CharConversionException when importing non UDF data from IBM Db2 to Databricks

Set driver charset configs.

Written by aimee.gonzalezcameron

Last published at: July 17th, 2025

Problem

When importing views from IBM Db2 using Apache Spark, you encounter the following error in the Spark driver logs or job failure details.

Caught java.io.CharConversionException ERRORCODE=-4220, SQLSTATE=null

 

Cause

The IBM Db2 JCC (JDBC) driver expects character column data to conform to the database's UTF-8 code page. If any column contains invalid or malformed UTF-8 byte sequences (for example, data with characters beyond the valid Unicode range or incorrectly encoded), the driver throws a SqlException wrapping a java.io.CharConversionException.

 

Example stack trace

org.apache.spark.deploy.SparkSubmit.main(SparkSubmit.scala) Caused by:com.ibm.db2.jcc.am.SqlException: [jcc][t4][XX][XX][X.X.X] Caught java.io.CharConversionException. See attached Throwable for details. ERRORCODE=-4220,SQLSTATE=null at com.ibm.db2.jcc.am.fd.a(fd.java:731)

 

Solution

To handle extended or invalid characters more gracefully, configure your cluster with the following Spark configurations so they apply to all notebooks and jobs on that cluster. These settings modify the Db2 JCC driver’s behavior to tolerate character encoding issues without failing the entire query.

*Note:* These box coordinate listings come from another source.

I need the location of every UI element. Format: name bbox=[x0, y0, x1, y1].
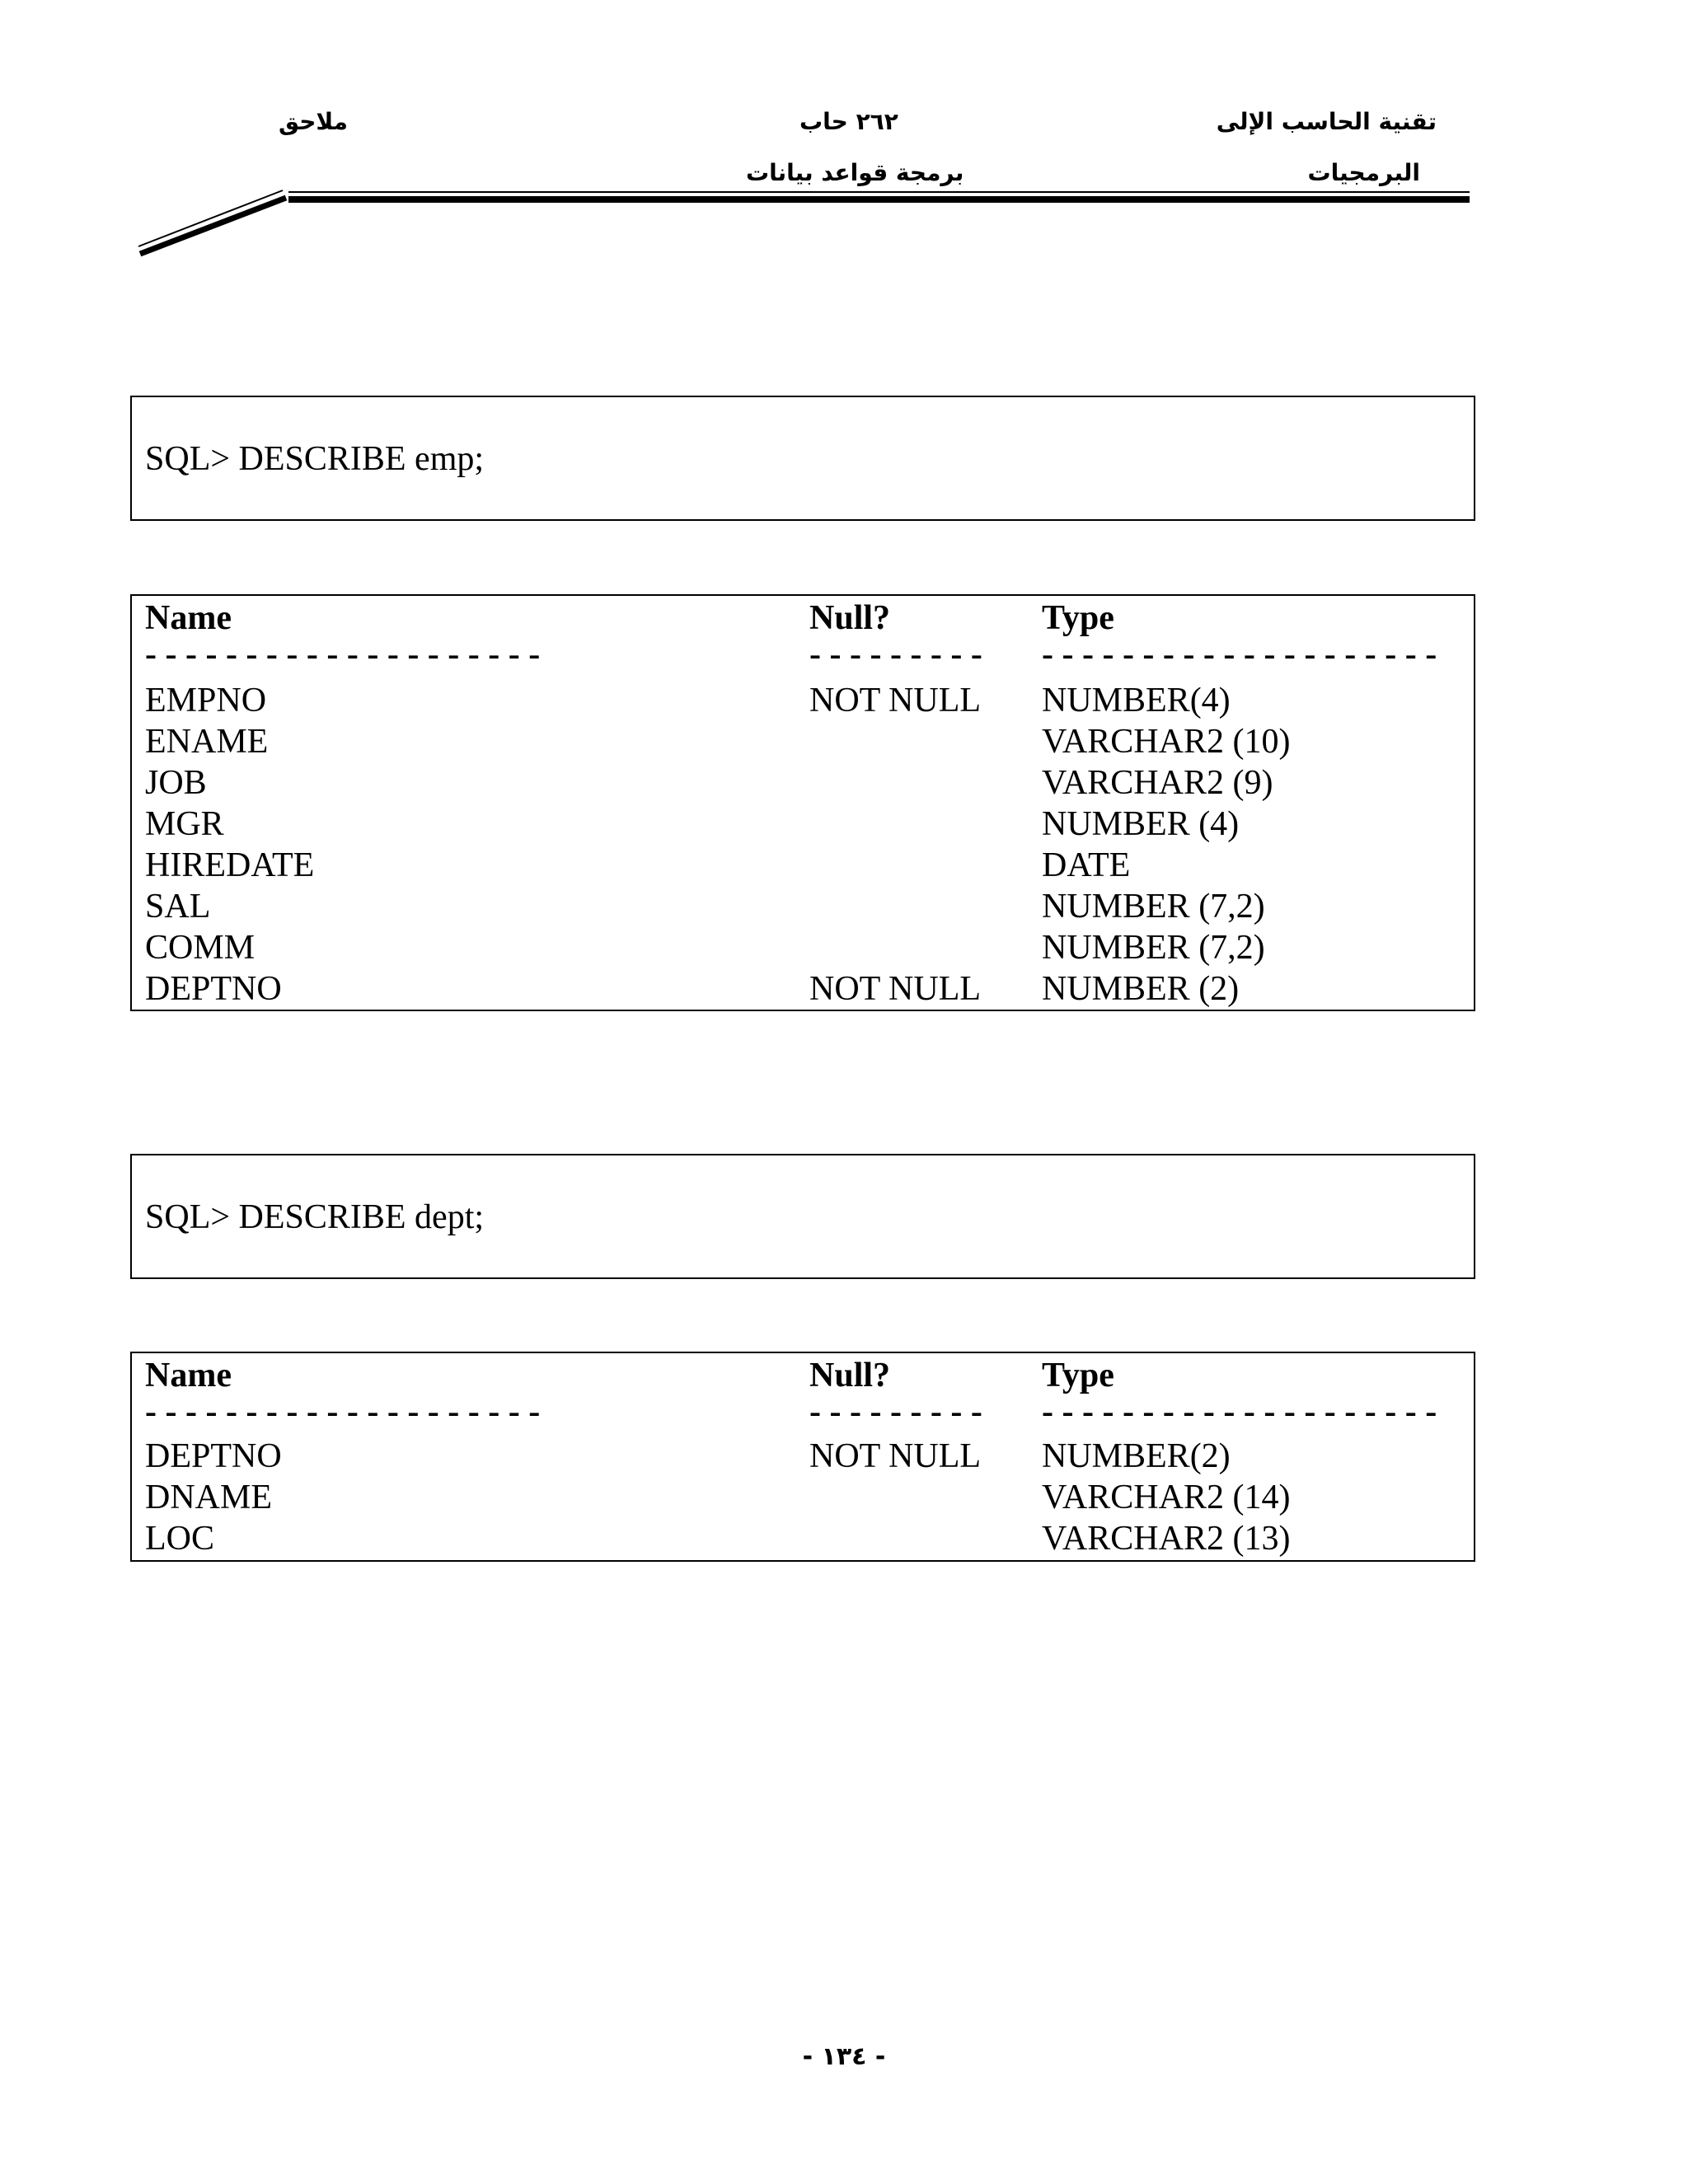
table-row-type: VARCHAR2 (9) bbox=[1042, 764, 1273, 802]
column-header-name: Name bbox=[145, 599, 232, 637]
table-row-null: NOT NULL bbox=[809, 682, 982, 719]
separator-type: - - - - - - - - - - - - - - - - - - - - bbox=[1042, 1393, 1437, 1431]
column-header-null: Null? bbox=[809, 599, 891, 637]
table-row-name: MGR bbox=[145, 805, 224, 843]
table-row-type: DATE bbox=[1042, 846, 1131, 884]
table-row-name: JOB bbox=[145, 764, 207, 802]
sql-command-dept: SQL> DESCRIBE dept; bbox=[145, 1198, 485, 1236]
table-row-null: NOT NULL bbox=[809, 1437, 982, 1475]
table-row-type: VARCHAR2 (13) bbox=[1042, 1520, 1291, 1558]
separator-name: - - - - - - - - - - - - - - - - - - - - bbox=[145, 635, 541, 673]
header-rule-diagonal-thick bbox=[140, 198, 286, 254]
table-row-null: NOT NULL bbox=[809, 970, 982, 1008]
table-row-name: ENAME bbox=[145, 723, 269, 761]
table-row-name: EMPNO bbox=[145, 682, 267, 719]
column-header-type: Type bbox=[1042, 599, 1114, 637]
column-header-name: Name bbox=[145, 1357, 232, 1394]
header-specialization: البرمجيات bbox=[1307, 159, 1420, 186]
table-row-type: NUMBER (7,2) bbox=[1042, 929, 1265, 967]
table-row-name: DEPTNO bbox=[145, 970, 282, 1008]
table-row-type: NUMBER (4) bbox=[1042, 805, 1240, 843]
sql-command-emp: SQL> DESCRIBE emp; bbox=[145, 440, 485, 478]
separator-null: - - - - - - - - - bbox=[809, 635, 982, 673]
column-header-null: Null? bbox=[809, 1357, 891, 1394]
table-row-type: VARCHAR2 (14) bbox=[1042, 1479, 1291, 1516]
column-header-type: Type bbox=[1042, 1357, 1114, 1394]
header-course-code: ٢٦٢ حاب bbox=[799, 108, 898, 135]
table-row-type: NUMBER (2) bbox=[1042, 970, 1240, 1008]
describe-table-dept bbox=[130, 1352, 1475, 1562]
table-row-type: NUMBER (7,2) bbox=[1042, 888, 1265, 926]
table-row-type: VARCHAR2 (10) bbox=[1042, 723, 1291, 761]
page-number: - ١٣٤ - bbox=[802, 2042, 886, 2071]
header-rule-diagonal-thin bbox=[138, 190, 283, 246]
table-row-name: SAL bbox=[145, 888, 211, 926]
table-row-name: DEPTNO bbox=[145, 1437, 282, 1475]
header-course-title: برمجة قواعد بيانات bbox=[746, 159, 964, 186]
sql-command-box-dept bbox=[130, 1154, 1475, 1279]
describe-table-emp bbox=[130, 594, 1475, 1011]
separator-type: - - - - - - - - - - - - - - - - - - - - bbox=[1042, 635, 1437, 673]
header-department-title: تقنية الحاسب الإلى bbox=[1216, 108, 1437, 135]
table-row-name: HIREDATE bbox=[145, 846, 315, 884]
separator-name: - - - - - - - - - - - - - - - - - - - - bbox=[145, 1393, 541, 1431]
sql-command-box-emp bbox=[130, 396, 1475, 521]
separator-null: - - - - - - - - - bbox=[809, 1393, 982, 1431]
header-rule bbox=[0, 0, 1688, 272]
table-row-name: LOC bbox=[145, 1520, 214, 1558]
table-row-name: DNAME bbox=[145, 1479, 272, 1516]
table-row-name: COMM bbox=[145, 929, 256, 967]
header-section-title: ملاحق bbox=[279, 108, 349, 135]
table-row-type: NUMBER(2) bbox=[1042, 1437, 1231, 1475]
table-row-type: NUMBER(4) bbox=[1042, 682, 1231, 719]
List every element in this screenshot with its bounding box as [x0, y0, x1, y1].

spark.driver.extraJavaOptions -Ddb2.jcc.charsetDecoderEncoder=3
spark.executor.extraJavaOptions -Ddb2.jcc.charsetDecoderEncoder=3

 

For details on how to apply Spark configs, refer to the “Spark configuration” section of the Compute configuration reference (AWSAzureGCP) documentation.

 

For additional reference on shared Db2 driver properties, see IBM’s JDBC throws java.io.CharConversionException documentation.